You’ve got to admire a guy who has so many names.  Especially when they are names like Kansas Joe, the Georgia Pine Boy, Hallelujah Joe, Big Joe, The Mississippi Mudder, MudDauber Joe and Hamfoot Ham.  He was married to Lizzie Douglas.  She was born in Algiers, LA across the river from New Orleans, and at a young age moved with her parents to Walls, Mississippi.  Lizzie soon began performing on street corners in Memphis as Kid Douglas.

Joe and Lizzie became a husband and wife team, discovered when a Columbia record scout heard them singing in a Beale Street barbershop.  Columbia sent them to New York to record and most likely gave them the names Memphis Minnie and Kansas Joe.  They were highly popular between 1929 and 1934.  Minnie adapted her style to newer trends in music and had a long career making more than 200 recordings over a 20 year span.

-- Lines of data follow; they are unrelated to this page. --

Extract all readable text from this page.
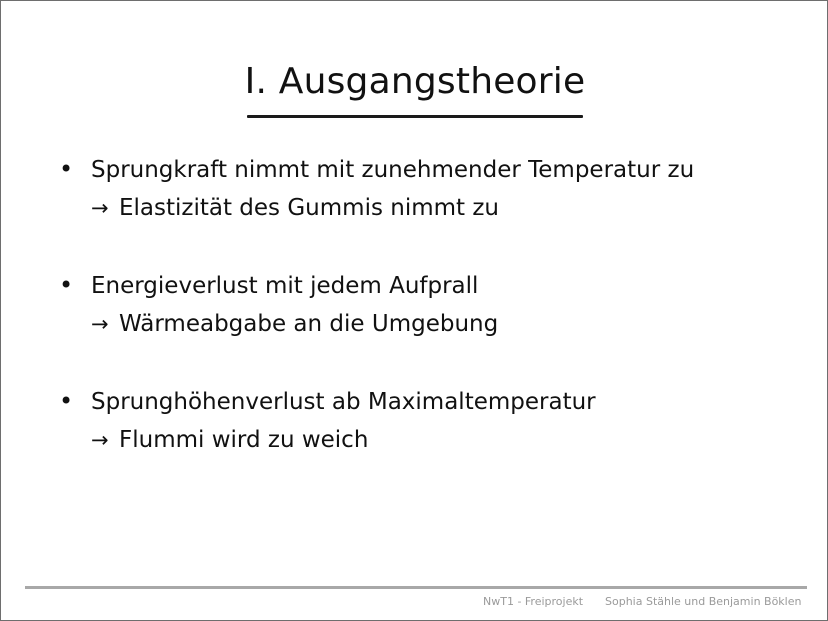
I. Ausgangstheorie
• Sprungkraft nimmt mit zunehmender Temperatur zu
→ Elastizität des Gummis nimmt zu
• Energieverlust mit jedem Aufprall
→ Wärmeabgabe an die Umgebung
• Sprunghöhenverlust ab Maximaltemperatur
→ Flummi wird zu weich
NwT1 - Freiprojekt Sophia Stähle und Benjamin Böklen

One of Joe's best vocal performances was When the Levee Breaks, written about the Mississippi flood of 1927.  Both he and Minnie play guitar on their recording.

It’s a breezy day as we drive south from Memphis along Highway 61.  A short trip west out of Walls takes us to the levee where a clump of trees in a pasture becomes our temporary studio and helps keep us cool in the warm breeze.  To an audience of grazing cattle Eddie performs, When the Levee Breaks.